King's Fund 15th April Details here

Give it back to the NHS
News and Comment from Roy Lilley

Last year I chaired People's Inquiry into healthcare in London. We made 18 recommendations, some dire predictions and as is usual with these things, the world moved on.


Yesterday, the King's Fund published a report on healthcare in England. The King's Fund pretty well mirrored what we said last year; running our of steam, not enough money, too many patients, no strategic grip, dive in performance ... blah, blah.


Since last year my group have moved on. Yesterday we published 'London's NHS, Into the Unknown', an update on our first report. Guess what?

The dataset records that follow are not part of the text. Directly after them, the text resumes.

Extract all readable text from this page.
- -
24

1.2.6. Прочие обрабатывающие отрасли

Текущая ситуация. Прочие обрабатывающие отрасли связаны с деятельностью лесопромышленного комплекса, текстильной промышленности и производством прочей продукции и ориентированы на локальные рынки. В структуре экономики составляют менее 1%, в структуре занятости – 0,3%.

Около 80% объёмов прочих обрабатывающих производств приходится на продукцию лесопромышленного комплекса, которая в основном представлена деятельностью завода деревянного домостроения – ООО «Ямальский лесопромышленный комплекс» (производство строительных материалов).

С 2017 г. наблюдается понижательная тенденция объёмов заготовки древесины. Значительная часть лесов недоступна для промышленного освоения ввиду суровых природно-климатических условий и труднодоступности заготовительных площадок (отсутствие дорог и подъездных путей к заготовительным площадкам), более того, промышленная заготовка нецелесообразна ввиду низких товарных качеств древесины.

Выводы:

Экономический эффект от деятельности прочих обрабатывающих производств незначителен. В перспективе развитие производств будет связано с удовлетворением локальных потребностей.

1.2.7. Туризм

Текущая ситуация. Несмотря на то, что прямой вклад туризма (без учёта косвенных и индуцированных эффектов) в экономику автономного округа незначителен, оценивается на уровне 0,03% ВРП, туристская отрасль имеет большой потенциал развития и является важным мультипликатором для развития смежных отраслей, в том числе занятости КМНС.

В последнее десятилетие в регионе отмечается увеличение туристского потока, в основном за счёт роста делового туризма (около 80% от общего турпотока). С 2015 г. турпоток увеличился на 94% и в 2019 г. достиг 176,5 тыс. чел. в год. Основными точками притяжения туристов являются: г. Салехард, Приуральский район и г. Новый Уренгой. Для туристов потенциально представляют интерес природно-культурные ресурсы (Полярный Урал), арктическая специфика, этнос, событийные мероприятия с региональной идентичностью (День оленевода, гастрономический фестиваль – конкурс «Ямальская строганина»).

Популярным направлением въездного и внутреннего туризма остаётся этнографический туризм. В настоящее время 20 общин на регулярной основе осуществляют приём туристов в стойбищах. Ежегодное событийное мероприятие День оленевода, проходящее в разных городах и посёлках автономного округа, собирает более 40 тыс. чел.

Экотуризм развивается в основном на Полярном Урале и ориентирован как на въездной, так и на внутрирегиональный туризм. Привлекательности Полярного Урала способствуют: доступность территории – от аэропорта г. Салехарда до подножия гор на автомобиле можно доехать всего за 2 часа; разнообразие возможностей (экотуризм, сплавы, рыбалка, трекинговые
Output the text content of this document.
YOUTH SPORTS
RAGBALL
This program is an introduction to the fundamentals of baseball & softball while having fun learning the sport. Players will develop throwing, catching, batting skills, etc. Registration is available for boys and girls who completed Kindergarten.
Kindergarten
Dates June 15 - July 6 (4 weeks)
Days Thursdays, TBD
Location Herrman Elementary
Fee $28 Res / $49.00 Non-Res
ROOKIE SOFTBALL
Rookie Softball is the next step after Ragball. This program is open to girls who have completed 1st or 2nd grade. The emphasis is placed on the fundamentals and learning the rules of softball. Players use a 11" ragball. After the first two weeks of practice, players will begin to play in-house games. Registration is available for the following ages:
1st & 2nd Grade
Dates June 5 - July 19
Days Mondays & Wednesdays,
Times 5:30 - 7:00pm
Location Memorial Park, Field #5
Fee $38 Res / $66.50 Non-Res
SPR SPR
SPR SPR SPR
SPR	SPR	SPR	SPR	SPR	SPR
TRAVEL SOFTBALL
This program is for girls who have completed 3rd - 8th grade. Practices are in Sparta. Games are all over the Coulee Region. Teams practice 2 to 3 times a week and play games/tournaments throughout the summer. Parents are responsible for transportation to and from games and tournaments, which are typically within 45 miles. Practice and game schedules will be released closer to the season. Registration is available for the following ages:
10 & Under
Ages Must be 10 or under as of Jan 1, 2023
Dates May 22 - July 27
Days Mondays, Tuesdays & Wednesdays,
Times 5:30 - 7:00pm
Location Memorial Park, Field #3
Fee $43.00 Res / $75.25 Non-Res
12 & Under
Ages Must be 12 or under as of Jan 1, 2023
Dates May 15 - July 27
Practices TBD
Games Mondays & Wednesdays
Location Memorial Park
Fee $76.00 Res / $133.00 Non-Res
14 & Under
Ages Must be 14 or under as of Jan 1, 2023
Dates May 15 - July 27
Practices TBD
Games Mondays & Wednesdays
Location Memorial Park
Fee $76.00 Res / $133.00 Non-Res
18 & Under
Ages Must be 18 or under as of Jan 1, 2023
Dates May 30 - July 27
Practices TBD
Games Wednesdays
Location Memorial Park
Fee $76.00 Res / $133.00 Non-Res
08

We think things have got worse; on its knees, nowhere near enough money, far too many patients, absolutely no strategic grip, plunge in performance... blah, blah.


We added the plight of the London Ambulance Service, presently hunting down paramedics in the Australian outback and HealthWatch that seems to have fizzled out. We think a return of Community Health Councils might be better.


I am under no illusions; as clever as the King's Fund report may be and as detailed as our report might be, both reports will be side-lined. I expect the voice of the Tory Party (aka the DH press office) are already thinking up soppy things to say.


What strikes me about all this is, as the election nudges closer, two quite different, independent groups can arrive at almost identical conclusions and the politicians are overcome with agraphia and dyslexia. Or, is it, maybe, they just don't want to know.


With six weeks to go before the election I have no idea what the main political parties are going to 'do' about the NHS'.


Labour published a complicated 'whole person/centred' thing that made Andrew Lansley's ideas look like Janet & John and promised to lob-in more money than the Tories.  Unfortunately they can't do that until 2017 because they first have to organise their Mansion Tax and other stuff to pay for it.


The Tories have left the NHS out of the Cameron 6 priorities and are promising to make a down-payment on Tarzan's 5YFV and ring-fence the Service.


It's the same as the Coalition are doing now.  Meaning; under 1% per annum more cash, against 4% growth in demand. Do the maths... they've hobbled the NHS and more of the same will cripple it.


The rest of the political parties (who might hold the balance of power) are trying to butter my parsnips; especially the Lib-Dems. They are promising the 8bn Tarzan says he needs to make his Plan A work.


However, Plan A comes with eye watering, never achieved before, yer-avin-a-larf, 3% savings from efficiency, modernisation, moving hospitals into GP surgeries, telemedicine and self-care including helpful web-based instructions for DIY cardiothoracic bypass surgery on the kitchen table. There is no Plan B.


May I suggest someone in politics might like to think about; 'more doctors and nurses' doesn't mean 'enough' docs and nurses. How many do we need and how much? Does anyone know? 


Locum and agency bills are melting the NHS' credit card. Oh and Social Services have neither the staff nor the money to keep people out of hospital nor get them home safely. The Better Care Fund robs Doctor Peter to pay Social Worker Paul.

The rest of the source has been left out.